Ex Parte Bleizeffer et al - Page 4

                Appeal 2007-1417                                                                             
                Application 09/877,536                                                                       

                      The prior art relied upon by the Examiner in rejecting the claims on                   
                appeal is:                                                                                   
                Curbow                                 5,669,005                                  Sep. 16, 1997
                "The Platform for Privacy Preferences," W3C, November 1998, pp. 1-19,                        
                available at http://www.w3.org/TR/NOTE-P3P-CAM, (P3P Note)                                   

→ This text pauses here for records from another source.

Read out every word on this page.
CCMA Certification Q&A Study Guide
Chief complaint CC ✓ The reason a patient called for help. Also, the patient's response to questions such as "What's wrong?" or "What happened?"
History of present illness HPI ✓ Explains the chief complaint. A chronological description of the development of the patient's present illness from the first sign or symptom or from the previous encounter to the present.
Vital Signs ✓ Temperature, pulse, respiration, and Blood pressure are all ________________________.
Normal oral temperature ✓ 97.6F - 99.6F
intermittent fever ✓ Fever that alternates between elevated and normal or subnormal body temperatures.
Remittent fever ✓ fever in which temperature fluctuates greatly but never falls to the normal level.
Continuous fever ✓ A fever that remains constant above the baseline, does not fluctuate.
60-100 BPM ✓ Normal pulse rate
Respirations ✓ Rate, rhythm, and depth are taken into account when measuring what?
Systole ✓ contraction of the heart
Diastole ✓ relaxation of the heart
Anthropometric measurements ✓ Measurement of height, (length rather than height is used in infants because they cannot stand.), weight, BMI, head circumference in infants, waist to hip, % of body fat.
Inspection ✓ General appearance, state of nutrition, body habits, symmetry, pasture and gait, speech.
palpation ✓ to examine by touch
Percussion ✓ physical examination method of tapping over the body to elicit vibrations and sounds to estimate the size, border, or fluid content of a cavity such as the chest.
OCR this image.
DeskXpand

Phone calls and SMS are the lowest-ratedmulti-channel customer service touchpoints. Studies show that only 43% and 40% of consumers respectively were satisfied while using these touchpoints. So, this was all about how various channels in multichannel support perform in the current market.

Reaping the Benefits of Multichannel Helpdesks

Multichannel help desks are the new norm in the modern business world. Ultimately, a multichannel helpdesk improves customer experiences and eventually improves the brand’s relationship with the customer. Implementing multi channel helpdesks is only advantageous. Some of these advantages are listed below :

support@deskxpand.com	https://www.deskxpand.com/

                      Claims 1-31 stand rejected under 35 U.S.C. § 103(a) as being obvious                   
                over the P3P Note and Curbow.                                                                
                      Rather than repeat the arguments of Appellants or the Examiner, we                     
                make reference to the Briefs and the Answer for their respective details.2                   

                                                   ISSUE                                                     
                      The issue is whether Appellants have shown that the Examiner erred                     
                in rejecting the claims under 35 U.S.C. § 103(a).  That is, given the                        
                teachings of the prior art, have Appellants shown that the differences                       
                between the claims and the prior art are sufficient to render the claimed                    
                subject matter unobvious to a person skilled in the art at the time the                      
                invention was made?                                                                          





                                                                                                            
                2  Except as will be noted in this opinion, Appellants have not presented any                
                substantive arguments directed separately to the patentability of the                        
                dependent claims or related claims in each group.  In the absence of a                       
                separate argument with respect to those claims, they stand or fall with the                  
                representative independent claim.  See 37 C.F.R. § 41.37(c)(1)(vii).